- Pear Therapeutics said Thursday it filed what it believes is the first 510(k) product submission to FDA's Software Precertification Pilot Program.
- The device, Somryst, is a prescription digital therapeutic aiming to treat adult patients with chronic insomnia and symptoms of depression by using interventions to provide cognitive behavioral therapy for insomnia. The product, if cleared by FDA, would be the company's third digital therapeutic on the market.
- In May, Pear underwent the first-ever Excellence Appraisal as part of FDA's 2019 Test Plan, according to CEO Corey McCann. Several appraisals, which aim to evaluate a company's culture by examining staff workflow, effectiveness metrics and decision making, have since been completed with pilot participants, according to FDA.
McCann told MedTech Dive the goal is to have the product cleared by FDA by the first or second quarter of 2020, but cautioned the company has "a good deal of learning to do in terms of the FDA response to this specific submission."
Somryst's submission is supported by two randomized controlled trials looking at whether an online insomnia program based on cognitive behavioral therapy is an effective intervention to reduce depression symptoms, according to Pear.
McCann said Pear made it a priority to overinvest in its relationship with FDA and in its own regulatory rigor as a participant in the Pre-Cert pilot program, noting both the agency and his company have been "in learning mode," throughout the pilot.
"I would suspect that our appraisal was probably a bit more fulsome and time consuming than what will wind up being the excellence appraisal," McCann said in an interview. "We did find the agency to be very concerned with software quality with methodology and ultimately with patient safety, which to my thinking is exactly their job."
McCann declined to discuss if any major commercial payers have agreed to cover the products, but said the company is "working with all of the major commercial payers, just to help them understand what this thing is, and ultimately how they will pay for it."

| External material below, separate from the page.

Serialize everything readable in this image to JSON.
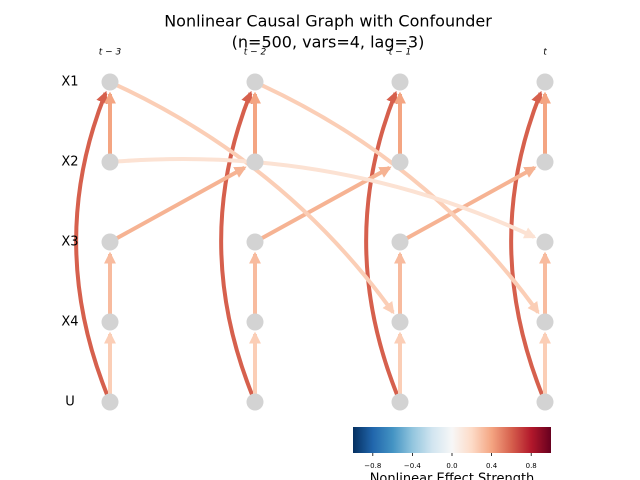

FDA said it will continue to evaluate the 2019 Test Plan to see if the results of the Pre-Cert pathway align with its traditional review system.
Bradley Merrill Thompson, an attorney at Epstein Becker Green, told MedTech Dive in an email he questions if FDA will be able to show that the Pre-Cert can produce adequate evidence it is as safe and effective as traditional review.
Thompson said he has no doubt FDA may declare the program to be "administratively feasible" by the end of the year, but that it is less clear if the pilot program will justify FDA going to Congress to get the legislative authority to permanently establish the program.
"It may be that they're planning to use as a surrogate endpoint whether the same administrative decision is reached," Thompson wrote. "But there certainly is no suggestion that the number of reviews they are doing will be statistically significant, or that they are taking other measures to assure the integrity of the data such as random sampling and blinding. It all seems very anecdotal and, in a statistical sense, biased."